Fifty years ago this week, Sir William Lyons announced his magnum opus.
On the 26th September 1968, amid the opulence of the Royal Lancaster Hotel on London’s Bayswater Road, Sir William Lyons revealed Jaguar’s long-awaited saloon. Neither a particularly confident nor enthusiastic public speaker, the intensely private Jaguar Chairman was persuaded to record his introductory speech to the assembled dealers, dignitaries and members of the press, as the new XJ6 was revealed over four successive nights.
The lavish series of functions climaxed with the room’s spotlights gradually brightening to reveal the car on a raised dais, surrounded by nine further examples arranged around the perimeter. The reception throughout was rapturous, with dealers and motoring press alike lining up to congratulate Lyons on pulling off perhaps his greatest masterstroke yet.

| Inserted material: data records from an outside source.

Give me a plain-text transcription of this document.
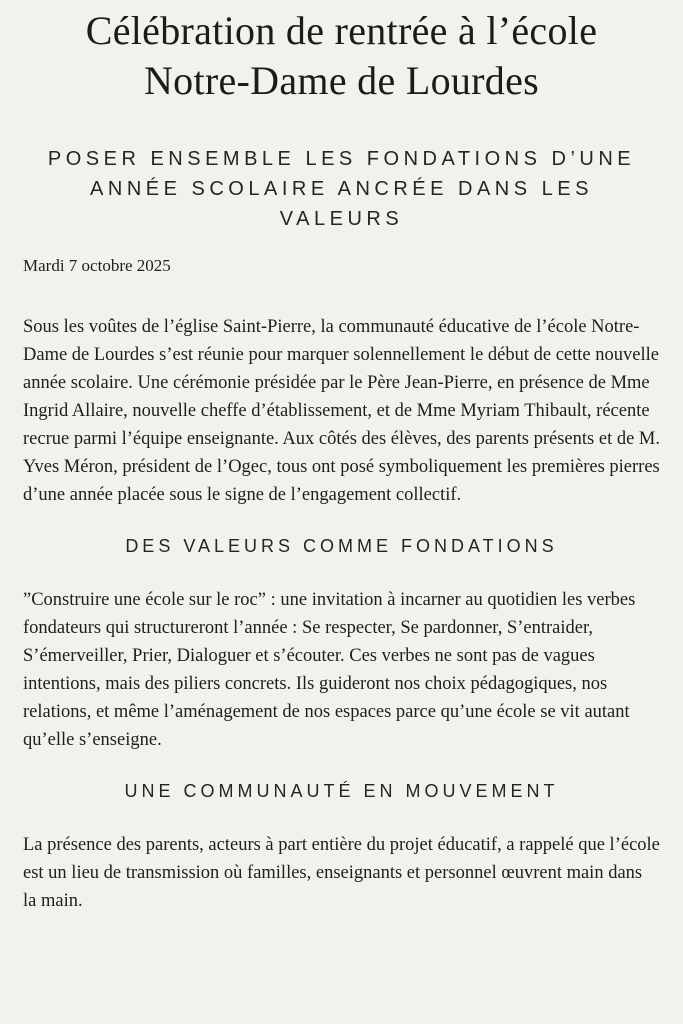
Célébration de rentrée à l’école
Notre-Dame de Lourdes
POSER ENSEMBLE LES FONDATIONS D’UNE
ANNÉE SCOLAIRE ANCRÉE DANS LES
VALEURS
Mardi 7 octobre 2025

Sous les voûtes de l’église Saint-Pierre, la communauté éducative de l’école Notre-Dame de Lourdes s’est réunie pour marquer solennellement le début de cette nouvelle année scolaire. Une cérémonie présidée par le Père Jean-Pierre, en présence de Mme Ingrid Allaire, nouvelle cheffe d’établissement, et de Mme Myriam Thibault, récente recrue parmi l’équipe enseignante. Aux côtés des élèves, des parents présents et de M. Yves Méron, président de l’Ogec, tous ont posé symboliquement les premières pierres d’une année placée sous le signe de l’engagement collectif.

DES VALEURS COMME FONDATIONS

”Construire une école sur le roc” : une invitation à incarner au quotidien les verbes fondateurs qui structureront l’année : Se respecter, Se pardonner, S’entraider, S’émerveiller, Prier, Dialoguer et s’écouter. Ces verbes ne sont pas de vagues intentions, mais des piliers concrets. Ils guideront nos choix pédagogiques, nos relations, et même l’aménagement de nos espaces parce qu’une école se vit autant qu’elle s’enseigne.

UNE COMMUNAUTÉ EN MOUVEMENT

La présence des parents, acteurs à part entière du projet éducatif, a rappelé que l’école est un lieu de transmission où familles, enseignants et personnel œuvrent main dans la main.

What few realised however was Sir William’s utter mystification that nobody had commented upon the hasty adoption of the 4.2 litre engine, nor the fact that at the time there were only about 160 XJ6s in existence, such were the difficulties Jaguar faced in getting the car into production.
A first for both Jaguar and Lyons was his appearance in a press advertisement endorsing the new car. Sir William was reportedly reluctant to put himself forward, but it was nonetheless a powerful message of confidence, one borne out by the lavish and strikingly art-directed sales material for the model, both of which were overseen by Jaguar’s PR-chief, Bob Berry and executed by their retained ad-agency, Nelson Advertising.

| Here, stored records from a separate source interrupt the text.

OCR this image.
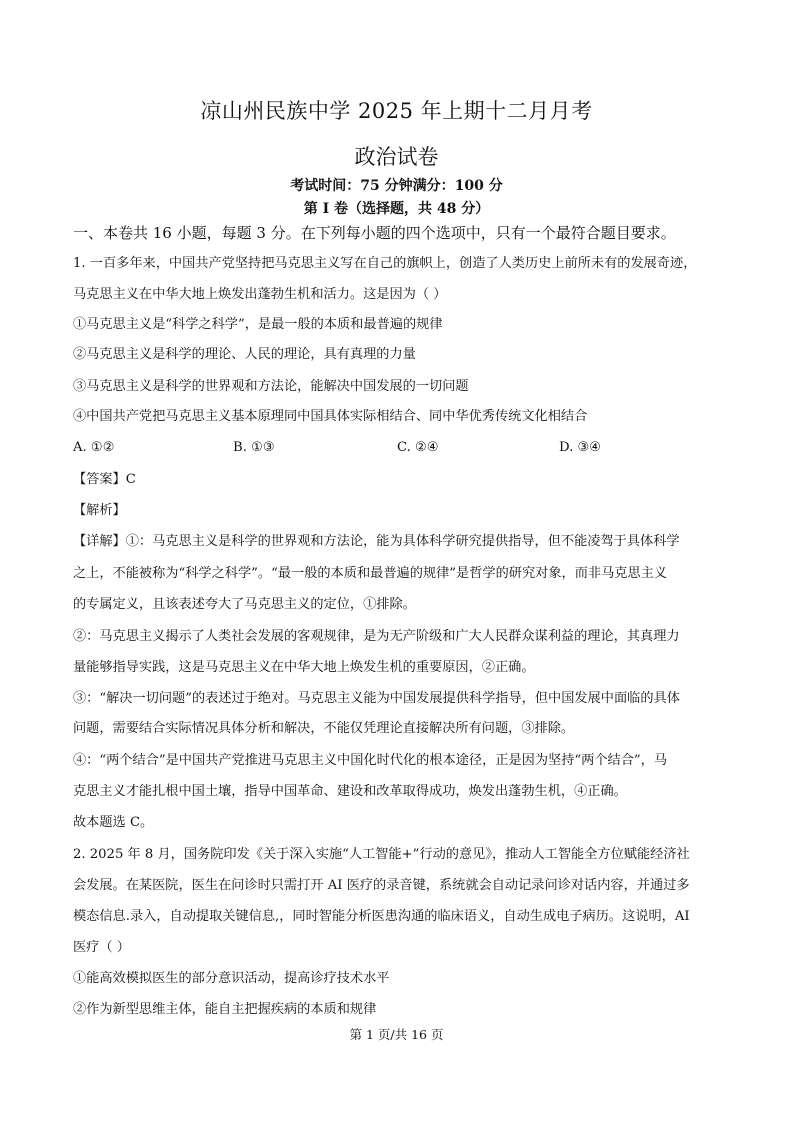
凉山州民族中学 2025 年上期十二月月考
政治试卷
考试时间：75 分钟满分：100 分
第 I 卷（选择题，共 48 分）
一、本卷共 16 小题，每题 3 分。在下列每小题的四个选项中，只有一个最符合题目要求。
1. 一百多年来，中国共产党坚持把马克思主义写在自己的旗帜上，创造了人类历史上前所未有的发展奇迹，
马克思主义在中华大地上焕发出蓬勃生机和活力。这是因为（ ）
①马克思主义是“科学之科学”，是最一般的本质和最普遍的规律
②马克思主义是科学的理论、人民的理论，具有真理的力量
③马克思主义是科学的世界观和方法论，能解决中国发展的一切问题
④中国共产党把马克思主义基本原理同中国具体实际相结合、同中华优秀传统文化相结合
A. ①②	B. ①③	C. ②④	D. ③④
【答案】C
【解析】
【详解】①：马克思主义是科学的世界观和方法论，能为具体科学研究提供指导，但不能凌驾于具体科学
之上，不能被称为“科学之科学”。“最一般的本质和最普遍的规律”是哲学的研究对象，而非马克思主义
的专属定义，且该表述夸大了马克思主义的定位，①排除。
②：马克思主义揭示了人类社会发展的客观规律，是为无产阶级和广大人民群众谋利益的理论，其真理力
量能够指导实践，这是马克思主义在中华大地上焕发生机的重要原因，②正确。
③：“解决一切问题”的表述过于绝对。马克思主义能为中国发展提供科学指导，但中国发展中面临的具体
问题，需要结合实际情况具体分析和解决，不能仅凭理论直接解决所有问题，③排除。
④：“两个结合”是中国共产党推进马克思主义中国化时代化的根本途径，正是因为坚持“两个结合”，马
克思主义才能扎根中国土壤，指导中国革命、建设和改革取得成功，焕发出蓬勃生机，④正确。
故本题选 C。
2. 2025 年 8 月，国务院印发《关于深入实施“人工智能+”行动的意见》，推动人工智能全方位赋能经济社
会发展。在某医院，医生在问诊时只需打开 AI 医疗的录音键，系统就会自动记录问诊对话内容，并通过多
模态信息.录入，自动提取关键信息,，同时智能分析医患沟通的临床语义，自动生成电子病历。这说明，AI
医疗（ ）
①能高效模拟医生的部分意识活动，提高诊疗技术水平
②作为新型思维主体，能自主把握疾病的本质和规律
第 1 页/共 16 页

XJ6’s body style might have reflected a harmonious evolution of Jaguar aesthetics, but so too did its cabin. The dashboard, while similar in overall appearance to that of the Mark Ten, was more logically laid out. Two main instruments faced the driver, set into the padded walnut veneer dash panel, while five auxiliary gauges sat centrally, with a neat row of rocker switches grouped below.
What set the XJ6’s cabin apart was not only its generous width, but the huge expanse of the centre console, which lent the interior something of an aircraft ambience, one more akin to that of an E-Type. Specially designed seats (by Slumberland) located driver and passengers far more comfortably and securely than of yore. The XJ’s cabin then, was warm, inviting, richly appointed, yet tastefully spare.
The entry level XJ6 was offered with a 2792 cc version of the XK in line engine, essentially a short-stroke version of the existing 4.2 litre unit. In fact both engines shared an identical cylinder head. With about 140 bhp (Net) at 6000 rpm and 182 lbs ft of torque, the small-capacity XJ was a good deal smoother and more free-spinning than its larger brother. A reasonable performer too, but only if Jaguar’s four-speed manual/overdrive transmission was fitted.
The slower-revving and compromised 4.2 produced slightly about 180 bhp (Net) at 5500 rpm and a hefty 283 lbs ft of torque, which proved a better match to the Borg Warner Model 8 automatic transmission. An improved cooling system was incorporated to address one of the 4.2’s Achilles heels, a marked propensity to overheat when driven hard, a consequence of the XK engine having reached the limits of development.
It was some months before the mainstream UK auto press got their hands on an XJ6, but when they did, the accolades swiftly followed. Motor tested a manual 4.2 model, stating that it “came closer to perfection than any car we have yet tested, regardless of price”. Rival weekly, Autocar soon followed, stating their automatic test car was “unmatched by anything in the saloon class”, stating that its handling bettered that of the E-Type.
Meanwhile Car magazine awarded it their Car of the Year accolade for 1969, with acerbic critic, LJK Setright asserting that the XJ6 “makes superfluous all other cars costing more”. To further bolster Browns Lane’s trophy cabinet, the Jaguar also won that year’s Don safety award.
In sotto-voce briefings to journalists, Jaguar hinted that ‘multi-cylinder’ versions of the car would soon become available – a 3565 cc 60° V8 intended to supplant the ‘interim’ 4.2 six, while a closely related 5343 cc V12 would cap the range. It seemed that Jaguar, after a period of uncertainty had finally regained its swagger and appeared once more to be on the cusp of greatness.
The XJ6 had rewritten the luxury saloon car rulebook – its combination of style, elegance, fine performance, luxurious appointments, supremely capable dynamics, coupled with unrivalled ride comfort and NVH isolation, meant that Jaguar, mere minnows in global terms had contrived to produce a World-beating product. It was a striking vindication of Lyons’ vision and his engineering team’s technical prowess.
There was only one problem, and it was a big one. This being Jaguar’s habitual bête noir – building them.